Wer die Unterschiede kennt und einen kleinen Test auf der Website absolviert hat, kann dann seine bei Wanderungen, Spaziergängen oder Gartenarbeiten erhobenen Daten in die Datenbank einspeisen und sich gleich anschauen, wie die Proportionen zwischen den Varianten in seiner Gegend früher aussahen.

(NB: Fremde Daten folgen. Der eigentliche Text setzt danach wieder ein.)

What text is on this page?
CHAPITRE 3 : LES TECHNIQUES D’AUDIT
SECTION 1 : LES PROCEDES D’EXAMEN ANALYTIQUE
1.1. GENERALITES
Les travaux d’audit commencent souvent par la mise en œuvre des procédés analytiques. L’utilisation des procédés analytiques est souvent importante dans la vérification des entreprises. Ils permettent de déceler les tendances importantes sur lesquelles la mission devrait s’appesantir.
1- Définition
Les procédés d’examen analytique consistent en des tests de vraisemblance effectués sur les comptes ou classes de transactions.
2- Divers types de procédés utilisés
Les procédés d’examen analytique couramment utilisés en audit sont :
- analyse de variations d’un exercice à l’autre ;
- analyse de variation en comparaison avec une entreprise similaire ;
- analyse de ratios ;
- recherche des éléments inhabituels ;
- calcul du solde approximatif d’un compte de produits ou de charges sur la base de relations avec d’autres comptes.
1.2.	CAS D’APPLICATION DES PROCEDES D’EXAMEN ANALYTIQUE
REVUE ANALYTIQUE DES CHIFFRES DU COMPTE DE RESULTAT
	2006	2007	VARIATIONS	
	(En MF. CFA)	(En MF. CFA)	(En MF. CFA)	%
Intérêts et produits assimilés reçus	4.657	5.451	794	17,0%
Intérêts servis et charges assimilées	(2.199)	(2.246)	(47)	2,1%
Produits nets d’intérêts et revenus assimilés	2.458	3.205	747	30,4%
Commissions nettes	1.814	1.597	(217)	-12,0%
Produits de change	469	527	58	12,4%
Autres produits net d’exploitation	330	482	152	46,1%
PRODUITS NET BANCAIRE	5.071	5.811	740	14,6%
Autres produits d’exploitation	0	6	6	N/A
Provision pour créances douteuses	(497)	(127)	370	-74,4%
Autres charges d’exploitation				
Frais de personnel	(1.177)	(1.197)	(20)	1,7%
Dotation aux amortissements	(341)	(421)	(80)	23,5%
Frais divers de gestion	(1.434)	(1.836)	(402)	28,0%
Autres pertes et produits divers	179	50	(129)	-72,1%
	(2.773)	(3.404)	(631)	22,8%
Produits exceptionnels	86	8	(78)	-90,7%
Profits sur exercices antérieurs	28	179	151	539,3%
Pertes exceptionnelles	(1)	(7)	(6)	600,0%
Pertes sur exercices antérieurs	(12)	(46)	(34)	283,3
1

Insgesamt ein sympathisches und lehrreiches Projekt, an dem sich hoffentlich auch viele Schulklassen beteiligen werden. Aber jeder einzelne Datensatz zählt: Wir haben uns den Erfassungsbogen schon ausgedruckt und freuen uns auf die Schneckenjagd – die übrigens völlig gewaltfrei abläuft: Lebende Schnecken werden nach der Kategorisierung sofort wieder ausgesetzt; leere Gehäuse kann man als Souvenir mitnehmen. Vielleicht entdeckt man sogar eine "Drosselschmiede": So heißen die Steine, auf denen die zwangsläufig nicht ganz so gewaltfreien Singdrosseln jene Schnecken zertrümmern, die sie gefunden haben.

(Und wer weiß – womöglich findet jemand nebenbei einen echten Schneckenkönig – sofern es solche unter den Bänderschnecken gibt. Das hängt davon ab, ob "verkehrt gewickelten" Exemplaren die Paarung gelingt.